Kamis 10 Aug 2017 14:00 WIB

PKB Ancam Jokowi, Hanura: Tak Pantas

Rep: Ali Mansur/ Red: Teguh Firmansyah
Dadang Rusdiana
Foto: dpr.go.id
Dadang Rusdiana

REPUBLIKA.CO.ID, JAKARTA -- Sekretaris Fraksi Partai Hanura, Dadang Rusdiana, mengeluhkan sikap Partai Kebangkitan Bangsa (PKB) yang memberikan ancaman kepada presiden Joko Widodo.

Menurutnya, dari etika berkoalisi, tidak pantas ancam-mengancam. Justru seharusnya sebagai partai koalisi pemerintah PKB mendukung kebijakan Joko Widodo. Sebab, hal ini tentu bakal memengaruhi hubungan antarpartai pendukung pemerintah.

"Dari etika berkoalisi tidak pantas ancam mengancam. Tapi, soal mereka (PKB) harus keluar dari koalisi atau tidak itu bukan wewenang kami. Presidenlah nanti yang akan menilainya," jelas Dadang Rusdiana, saat dihubungi melalui pesan singkat, Kamis (10/8).

Oleh karena itu, Dadang Rusdiana berharap agar partai-partai koalisi pemerintah tetap menjaga keutuhan dan kekompakan. Kemudian juga harus sejalan dalam mengamankan seluruh kebijakan yang sudah ditetapkan oleh presiden, termasuk kebijakan sekolah 8 jam 5 hari.

PKB melalui Wakil Sekretaris Jenderal Maman Imanulhaq mengancam pihaknya tidak akan kembali mencalonkan Joko Widodo dalam Pemilihan Presiden (Pilpres) 2019 mendatang.

Itu jika orang nomor satu di Indonesia itu menyetujui kebijakan sekolah 8 jam 5 hari. Memang sejauh ini PKB sendiri belum secara formal belum memutuskan untuk mendukung Joko Widodo maju kembali ke Pilpres 2019 mendatang.

Terkait kebijakan sekolah 8 jam 5 hari, menurut Dadang Rusdiana, dimaksudkan untuk menguatkan karakter anak didik bangsa Indonesia. Di samping memperhatikan nasib dan kesejahteraan guru. Dengan lima hari belajar, maka guru tidak perlu mencari tambahan mengajar ke sekolah lain untuk mengejar target 24 jam pengajaran sebagai syarat pemenuhan sertifikasi.

"Guru berada di sekolah itu, dan membuat perencanaan dan evaluasi dihitung sebagai aktivitas pemenuhan 24 jam pelajaran.
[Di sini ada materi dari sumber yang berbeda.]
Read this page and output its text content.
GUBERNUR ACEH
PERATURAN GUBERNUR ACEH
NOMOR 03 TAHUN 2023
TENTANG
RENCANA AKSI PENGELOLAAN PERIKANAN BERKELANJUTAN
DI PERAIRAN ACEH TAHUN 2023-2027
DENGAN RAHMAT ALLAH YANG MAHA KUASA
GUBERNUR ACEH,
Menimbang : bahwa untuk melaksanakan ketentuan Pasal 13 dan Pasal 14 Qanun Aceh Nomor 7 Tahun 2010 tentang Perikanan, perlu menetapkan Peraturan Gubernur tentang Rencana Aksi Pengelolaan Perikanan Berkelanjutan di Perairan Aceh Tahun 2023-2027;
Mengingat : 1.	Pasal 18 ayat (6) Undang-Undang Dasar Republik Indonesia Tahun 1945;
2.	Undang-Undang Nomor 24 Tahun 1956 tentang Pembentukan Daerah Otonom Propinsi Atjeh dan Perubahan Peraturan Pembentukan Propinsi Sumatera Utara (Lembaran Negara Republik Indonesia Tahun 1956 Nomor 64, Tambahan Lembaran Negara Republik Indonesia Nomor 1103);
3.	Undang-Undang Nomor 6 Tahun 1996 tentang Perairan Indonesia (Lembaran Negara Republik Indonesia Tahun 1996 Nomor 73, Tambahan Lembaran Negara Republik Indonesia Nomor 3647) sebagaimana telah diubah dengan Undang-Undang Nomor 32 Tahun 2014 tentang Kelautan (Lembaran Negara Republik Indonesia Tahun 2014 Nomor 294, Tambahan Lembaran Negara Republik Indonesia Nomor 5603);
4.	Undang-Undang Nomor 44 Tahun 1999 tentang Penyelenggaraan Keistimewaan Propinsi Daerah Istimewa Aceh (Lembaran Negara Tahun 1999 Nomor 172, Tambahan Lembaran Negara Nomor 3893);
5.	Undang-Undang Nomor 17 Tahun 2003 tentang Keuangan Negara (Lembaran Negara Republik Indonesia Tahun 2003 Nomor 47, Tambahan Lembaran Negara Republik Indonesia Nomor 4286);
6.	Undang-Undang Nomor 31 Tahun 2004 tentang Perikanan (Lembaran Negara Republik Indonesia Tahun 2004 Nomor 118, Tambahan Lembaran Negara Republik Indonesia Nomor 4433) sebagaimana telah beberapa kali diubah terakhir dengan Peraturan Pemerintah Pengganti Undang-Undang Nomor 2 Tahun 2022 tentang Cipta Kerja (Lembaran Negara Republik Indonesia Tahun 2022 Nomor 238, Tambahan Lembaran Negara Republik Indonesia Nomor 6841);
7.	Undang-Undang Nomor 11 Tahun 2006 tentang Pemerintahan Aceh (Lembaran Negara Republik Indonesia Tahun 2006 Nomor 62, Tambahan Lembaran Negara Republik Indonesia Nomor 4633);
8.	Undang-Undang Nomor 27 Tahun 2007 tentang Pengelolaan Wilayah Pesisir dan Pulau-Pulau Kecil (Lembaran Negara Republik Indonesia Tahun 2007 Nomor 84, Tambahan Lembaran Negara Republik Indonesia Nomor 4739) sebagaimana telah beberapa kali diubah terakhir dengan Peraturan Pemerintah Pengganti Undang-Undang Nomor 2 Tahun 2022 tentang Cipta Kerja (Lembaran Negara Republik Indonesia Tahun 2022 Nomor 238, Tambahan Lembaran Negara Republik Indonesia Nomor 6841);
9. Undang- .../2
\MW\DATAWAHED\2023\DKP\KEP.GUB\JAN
Jadi, dari segi gagasan itu baik," terang Dadang Rusdiana.

Baca juga, Ancaman PKB ke Jokowi Pertarungan Jaga Basis Nahdiyin.

Kemudian lima hari belajar juga tidak menghilangkan kesempatan anak didik belajar di madrasah. Bahkan madrasah diniyah menjadi bagian yang terintegrasi dengan kegiatan di sekolah formal. Sehingga belajar di madrasah menjadi keharusan. Jadi, sama sekali tidak akan meniadakan madrasah.

Maka dari itu, kata Dadang Rusdiana, akan dibuat Perpres yang mengatur lima hari belajar, bukan fullday school. Sehingga segalanya lebih jelas dan terintegrasi, agar kedudukan madrasah diniyah yang selama di bawah pembinaan Kemenag pun peran dan kedudukannya jelas.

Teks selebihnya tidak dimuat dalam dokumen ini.